Antike Keramik aus Zypern: Methoden und Perspektiven archäologischer Sammlungsforschung am Beispiel des Martin von Wagner Museums

Doktorandin:
Anna-Sophie Karl MA

Mentorat:
Prof. Dr. Guido Fackler (Museologie, JMU, Erstbetreuer)
Prof. Dr. Rupert Gebhard (Archäologische Staatssammlung München, LMU München)
Prof. Dr. Matthias Steinhart (Klassische Archäologie, JMU)

Zypern blickt auf eine wechselvolle Geschichte zurück. Die Blütezeit in der Antike ist vor allem durch drei Faktoren bedingt: Die geografische Lage im östlichen Mittelmeer und der damit zusammenhängende wichtige Handelsstützpunkt, fruchtbarer Boden sowie ein reiches Kupfervorkommen. Vielfältige Einflüsse durch intensive Kontakte mit den drei umliegenden Kontinenten ermöglichten eine einzigartige kulturelle Entwicklung der Insel, was sich auch in den Formen und Verzierungen der Keramik widerspiegelt.

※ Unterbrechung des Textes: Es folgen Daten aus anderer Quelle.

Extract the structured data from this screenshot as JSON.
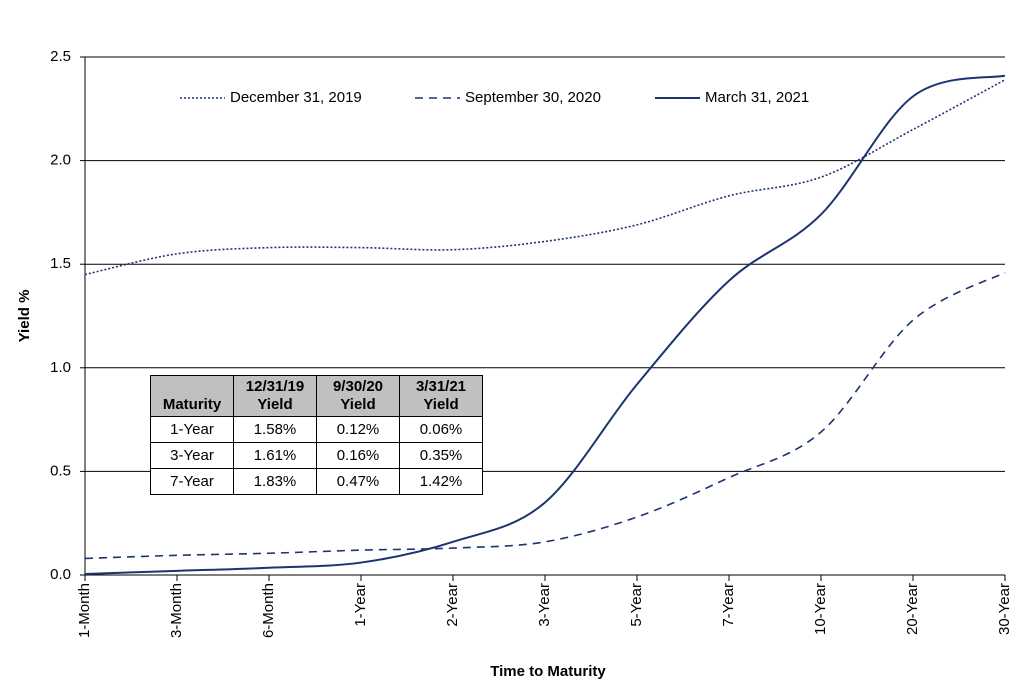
{
  "chart_data": {
    "type": "line",
    "y_label": "Yield %",
    "x_label": "Time to Maturity",
    "categories": [
      "1-Month",
      "3-Month",
      "6-Month",
      "1-Year",
      "2-Year",
      "3-Year",
      "5-Year",
      "7-Year",
      "10-Year",
      "20-Year",
      "30-Year"
    ],
    "series": [
      {
        "name": "December 31, 2019",
        "color": "#1c3470",
        "style": "dotted",
        "values": [
          1.45,
          1.55,
          1.58,
          1.58,
          1.57,
          1.61,
          1.69,
          1.83,
          1.92,
          2.15,
          2.39
        ]
      },
      {
        "name": "September 30, 2020",
        "color": "#1c3470",
        "style": "dashed",
        "values": [
          0.08,
          0.095,
          0.105,
          0.12,
          0.13,
          0.16,
          0.28,
          0.47,
          0.69,
          1.23,
          1.46
        ]
      },
      {
        "name": "March 31, 2021",
        "color": "#1c3470",
        "style": "solid",
        "values": [
          0.005,
          0.02,
          0.035,
          0.06,
          0.16,
          0.35,
          0.92,
          1.42,
          1.74,
          2.31,
          2.41
        ]
      }
    ],
    "ylim": [
      0,
      2.5
    ],
    "yticks": [
      {
        "value": 0,
        "label": "0.0"
      },
      0.5,
      {
        "value": 1,
        "label": "1.0"
      },
      1.5,
      {
        "value": 2,
        "label": "2.0"
      },
      2.5
    ],
    "grid": true,
    "legend": "top",
    "smooth": true,
    "table": {
      "header": [
        "Maturity",
        "12/31/19 Yield",
        "9/30/20 Yield",
        "3/31/21 Yield"
      ],
      "rows": [
        [
          "1-Year",
          "1.58%",
          "0.12%",
          "0.06%"
        ],
        [
          "3-Year",
          "1.61%",
          "0.16%",
          "0.35%"
        ],
        [
          "7-Year",
          "1.83%",
          "0.47%",
          "1.42%"
        ]
      ]
    }
  }
}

In diesem Dissertationsprojekt werden museumswissenschaftliche und archäologische Forschungsansätze vereint, um zu analysieren, wie Kontexte durch Sammlungsforschung erschlossen und nutzbar gemacht werden können. Dies soll anhand von zyprischer Gefäßkeramik aus dem Martin von Wagner Museum der Universität Würzburg diskutiert werden, wofür erstmals ein Bestandkatalog angelegt wird. Einer Beschreibung der zyprischen Gefäße schließt sich eine intensive Provenienzrecherche an. Herauskristallisiert hat sich dabei auch die Frage nach bestimmten Leitbildern im Umgang mit antiker zyprischer Keramik. Hierbei soll vor allem eine Rekonstruktion von Sammlungs- und Wissenschaftsgeschichte anhand der Objekte sowie der Motivationen der Sammler erfolgen.

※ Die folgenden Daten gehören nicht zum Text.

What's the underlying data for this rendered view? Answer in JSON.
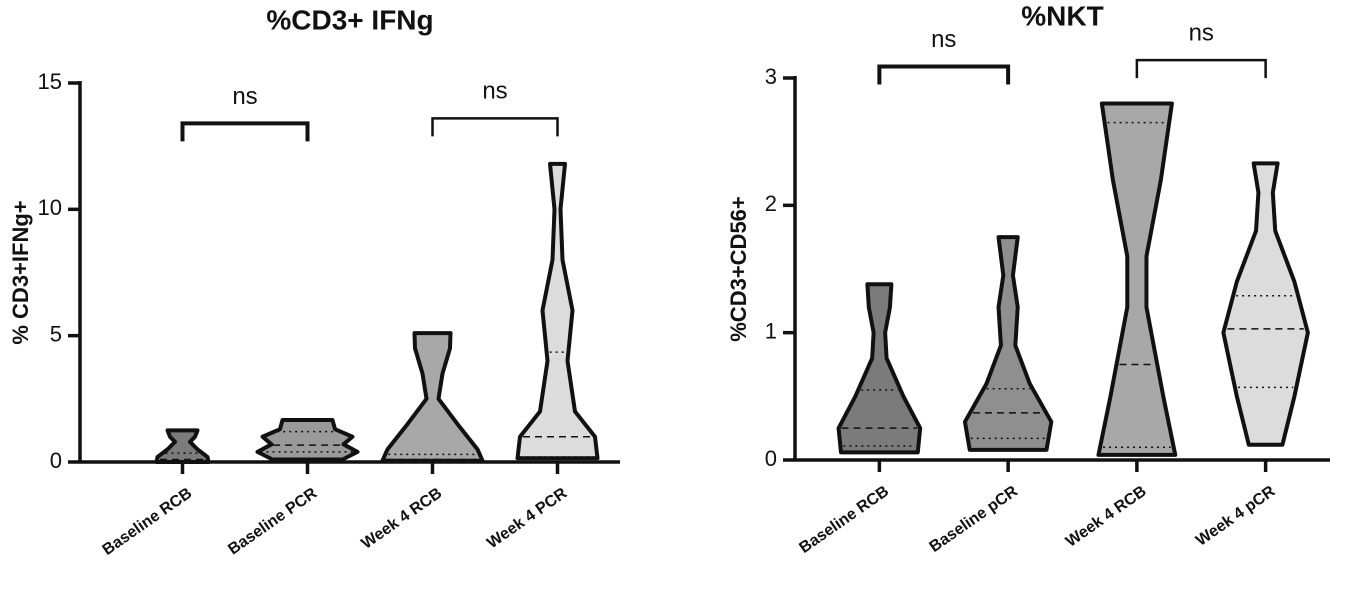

Darüber hinaus werden Möglichkeiten der Sammlungs- und Provenienzforschung für die Archäologie sowie deren Chancen und Perspektiven besprochen. Für die Provenienzforschung in der Kunstgeschichte beispielsweise gibt es bereits Handreichungen und ein weitgehend systematisiertes Vorgehen, für das Feld der Archäologie hingegen existiert noch kein standardisiertes Verfahren.